Mirasçılar tarafından tarımsal arazilere ilişkin mülkiyet devirlerinin bir yıl içinde tamamlanmaması ve yetkili sulh hukuk mahkemesi nezdinde dava açılmaması durumunda, Bakanlık tarafından mirasçılara Kanun hükümlerinin uygulanması için üç aylık süre verilir.
Bu süre sonunda da devir işlemlerinin tamamlanmaması durumunda, Bakanlık resen veya bildirim üzerine bu yerlerin istemde bulunan ehil mirasçıya, ehil mirasçı olmaması durumunda en fazla teklifi veren istekli mirasçıya devri, aksi hâlde üçüncü kişilere satılması için ilgili sulh hukuk mahkemesi nezdinde dava açabilir.

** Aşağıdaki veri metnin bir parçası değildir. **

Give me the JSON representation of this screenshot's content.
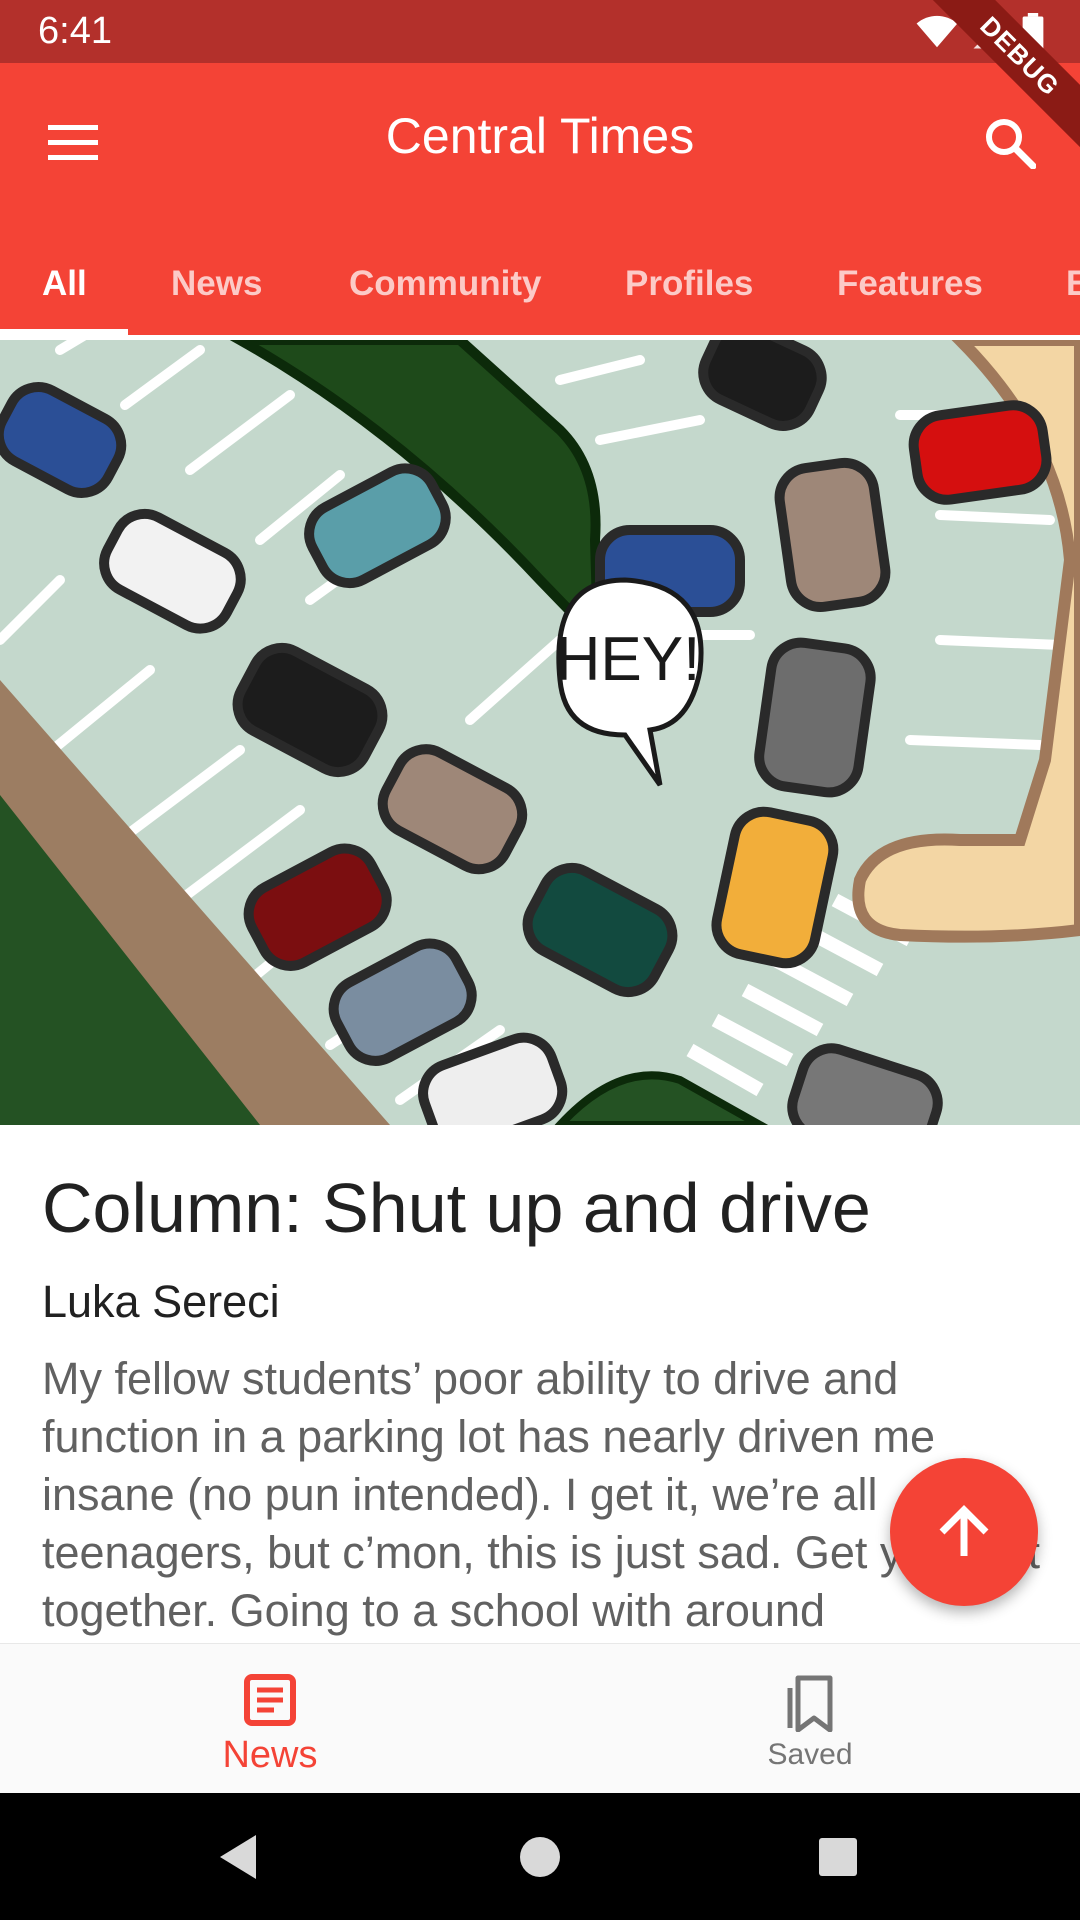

Mirasçı veya Bakanlık tarafından dava açılması durumunda sulh hukuk hâkimi;
a) Tarımsal arazi veya yeter gelirli tarımsal arazi mülkiyetinin; Kişisel yetenek ve durumları göz önünde tutulmak suretiyle 10 uncu madde ile tespit edilen ehil mirasçıya tarımsal gelir değeri üzerinden devrine, birden çok ehil mirasçının bulunması hâlinde, öncelikle asgari geçimini bu yeter gelirli tarımsal arazilerden sağlayan mirasçıya, bunun bulunmaması hâlinde bu mirasçılar arasından en yüksek bedeli teklif eden mirasçıya devrine, ehil mirasçı olmaması hâlinde, mirasçılar arasından en yüksek bedeli teklif eden mirasçıya devrine karar verir. Tarımsal gelir değeri, davanın açılış tarihi dikkate alınarak hesaplanır.

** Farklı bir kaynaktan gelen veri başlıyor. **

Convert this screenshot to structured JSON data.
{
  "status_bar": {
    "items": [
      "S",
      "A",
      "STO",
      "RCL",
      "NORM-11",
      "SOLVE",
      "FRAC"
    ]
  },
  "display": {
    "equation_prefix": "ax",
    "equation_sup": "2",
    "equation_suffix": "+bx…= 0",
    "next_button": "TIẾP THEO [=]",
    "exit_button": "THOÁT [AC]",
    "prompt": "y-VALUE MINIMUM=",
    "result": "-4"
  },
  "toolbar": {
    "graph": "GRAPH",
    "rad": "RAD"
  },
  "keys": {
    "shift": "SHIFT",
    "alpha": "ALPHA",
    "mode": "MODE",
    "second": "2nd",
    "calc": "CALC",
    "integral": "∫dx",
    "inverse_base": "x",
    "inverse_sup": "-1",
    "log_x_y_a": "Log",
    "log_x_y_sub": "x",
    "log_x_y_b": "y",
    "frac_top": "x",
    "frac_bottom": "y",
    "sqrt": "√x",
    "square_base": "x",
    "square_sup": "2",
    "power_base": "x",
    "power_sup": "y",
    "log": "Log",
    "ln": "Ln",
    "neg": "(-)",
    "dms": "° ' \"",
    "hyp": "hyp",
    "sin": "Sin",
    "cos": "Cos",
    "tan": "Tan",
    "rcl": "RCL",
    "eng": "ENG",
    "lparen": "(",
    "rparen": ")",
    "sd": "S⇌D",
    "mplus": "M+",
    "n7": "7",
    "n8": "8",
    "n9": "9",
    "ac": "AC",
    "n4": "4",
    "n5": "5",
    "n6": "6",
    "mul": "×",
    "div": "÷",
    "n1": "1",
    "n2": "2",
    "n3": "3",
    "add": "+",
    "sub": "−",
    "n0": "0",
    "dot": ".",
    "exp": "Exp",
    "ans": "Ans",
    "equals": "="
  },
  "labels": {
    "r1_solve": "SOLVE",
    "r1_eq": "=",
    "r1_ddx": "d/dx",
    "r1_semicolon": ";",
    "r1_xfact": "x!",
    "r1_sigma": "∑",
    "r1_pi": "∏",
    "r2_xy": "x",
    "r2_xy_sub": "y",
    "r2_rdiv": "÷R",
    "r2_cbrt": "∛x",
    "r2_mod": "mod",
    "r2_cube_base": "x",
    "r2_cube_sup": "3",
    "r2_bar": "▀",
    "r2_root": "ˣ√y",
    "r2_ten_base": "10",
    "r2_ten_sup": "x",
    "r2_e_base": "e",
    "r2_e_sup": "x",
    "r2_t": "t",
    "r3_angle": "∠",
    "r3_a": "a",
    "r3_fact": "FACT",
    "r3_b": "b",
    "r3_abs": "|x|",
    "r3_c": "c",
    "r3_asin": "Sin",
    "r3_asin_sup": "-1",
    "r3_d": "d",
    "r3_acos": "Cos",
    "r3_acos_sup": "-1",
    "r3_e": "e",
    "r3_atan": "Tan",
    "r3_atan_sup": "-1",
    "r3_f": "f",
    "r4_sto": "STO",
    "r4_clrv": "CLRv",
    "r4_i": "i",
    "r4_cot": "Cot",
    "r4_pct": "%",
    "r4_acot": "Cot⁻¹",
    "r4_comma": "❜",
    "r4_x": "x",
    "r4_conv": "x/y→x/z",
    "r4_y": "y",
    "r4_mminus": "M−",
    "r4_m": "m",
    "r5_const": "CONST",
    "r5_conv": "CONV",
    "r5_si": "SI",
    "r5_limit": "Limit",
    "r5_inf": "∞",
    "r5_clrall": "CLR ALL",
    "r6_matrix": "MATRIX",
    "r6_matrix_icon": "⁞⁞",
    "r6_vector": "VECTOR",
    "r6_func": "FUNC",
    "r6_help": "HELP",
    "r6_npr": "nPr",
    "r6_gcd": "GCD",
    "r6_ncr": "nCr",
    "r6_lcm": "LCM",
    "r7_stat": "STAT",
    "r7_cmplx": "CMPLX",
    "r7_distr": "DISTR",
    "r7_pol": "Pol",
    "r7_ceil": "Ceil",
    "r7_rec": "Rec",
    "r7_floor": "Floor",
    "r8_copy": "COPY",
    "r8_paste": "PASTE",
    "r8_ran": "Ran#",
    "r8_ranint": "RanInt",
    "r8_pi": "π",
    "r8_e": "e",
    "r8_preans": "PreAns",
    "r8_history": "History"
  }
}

b) Birden fazla ehil mirasçı olması ve bu mirasçıların miras dışı tarımsal arazilere sahip olması durumunda, bu mirasçıların mevcut arazilerini yeter gelirli büyüklüğe ulaştırmak veya bu arazilerin ekonomik olarak işletilmesine katkı sağlamak amacıyla hâkim, tarım arazilerinin yeter gelir büyüklüğünü aramaksızın bu mirasçılara devrine karar verebilir. Hakim, mirasçıların mevcut arazileri ile devri yapılacak mirasa konu araziler arasında ekonomik bütünlük ve yeter gelir arazi büyüklüğü kriterlerini dikkate alarak karar verir.

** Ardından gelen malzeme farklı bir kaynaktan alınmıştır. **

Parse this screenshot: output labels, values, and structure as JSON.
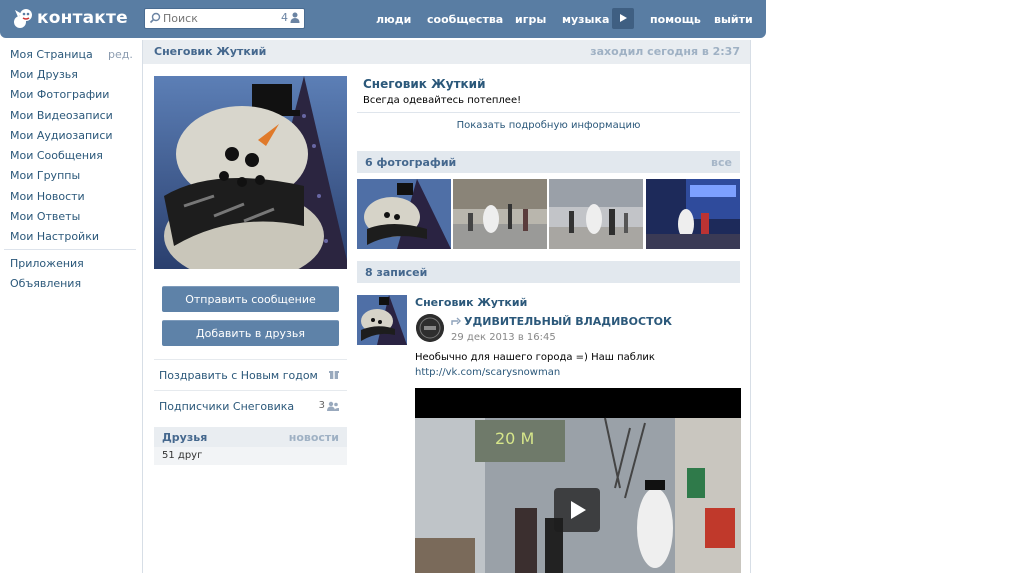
{
  "header": {
    "logo_text": "контакте",
    "search": {
      "placeholder": "Поиск",
      "count": "4"
    },
    "nav": [
      {
        "label": "люди"
      },
      {
        "label": "сообщества"
      },
      {
        "label": "игры"
      },
      {
        "label": "музыка"
      },
      {
        "label": "помощь"
      },
      {
        "label": "выйти"
      }
    ]
  },
  "sidebar": {
    "edit_label": "ред.",
    "items": [
      {
        "label": "Моя Страница"
      },
      {
        "label": "Мои Друзья"
      },
      {
        "label": "Мои Фотографии"
      },
      {
        "label": "Мои Видеозаписи"
      },
      {
        "label": "Мои Аудиозаписи"
      },
      {
        "label": "Мои Сообщения"
      },
      {
        "label": "Мои Группы"
      },
      {
        "label": "Мои Новости"
      },
      {
        "label": "Мои Ответы"
      },
      {
        "label": "Мои Настройки"
      }
    ],
    "extra": [
      {
        "label": "Приложения"
      },
      {
        "label": "Объявления"
      }
    ]
  },
  "profile": {
    "title_name": "Снеговик Жуткий",
    "online": "заходил сегодня в 2:37",
    "name": "Снеговик Жуткий",
    "status": "Всегда одевайтесь потеплее!",
    "info_link": "Показать подробную информацию",
    "send_message": "Отправить сообщение",
    "add_friend": "Добавить в друзья",
    "congratulate": "Поздравить с Новым годом",
    "subscribers_label": "Подписчики Снеговика",
    "subscribers_count": "3",
    "friends_title": "Друзья",
    "friends_news": "новости",
    "friends_count": "51 друг"
  },
  "photos": {
    "title": "6 фотографий",
    "all": "все"
  },
  "wall": {
    "title": "8 записей",
    "post": {
      "author": "Снеговик Жуткий",
      "repost_from": "УДИВИТЕЛЬНЫЙ ВЛАДИВОСТОК",
      "date": "29 дек 2013 в 16:45",
      "text": "Необычно для нашего города =) Наш паблик",
      "link": "http://vk.com/scarysnowman"
    }
  },
  "colors": {
    "header": "#597da3",
    "link": "#2b587a",
    "button": "#5e82a8"
  }
}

c) Mirasa konu yeter gelirli tarımsal arazinin kendisine devrini talep eden mirasçı bulunmadığı takdirde, hâkim satışına karar verir. Bu suretle yapılacak satış sonucu elde edilen gelir, mirasçılara payları oranında paylaştırılır.
ç) Yeter gelirli tarımsal araziler birden çok yeter geliri sağlayan tarımsal arazi büyüklüğüne bölünebiliyorsa, sulh hukuk hâkimi bunlardan her birinin mülkiyetinin, yukarıda belirtilen hükümler çerçevesinde mirasçılara ayrı ayrı devrine karar verebilir.
Mahkeme kararı kesinleşinceye kadar, mirasçıların Kanunun öngördüğü şekilde anlaşmaya vardıklarını yazılı olarak Mahkemeye sunmaları durumunda, dava anlaşma hükümlerine göre sulh yolu ile sonlandırılır.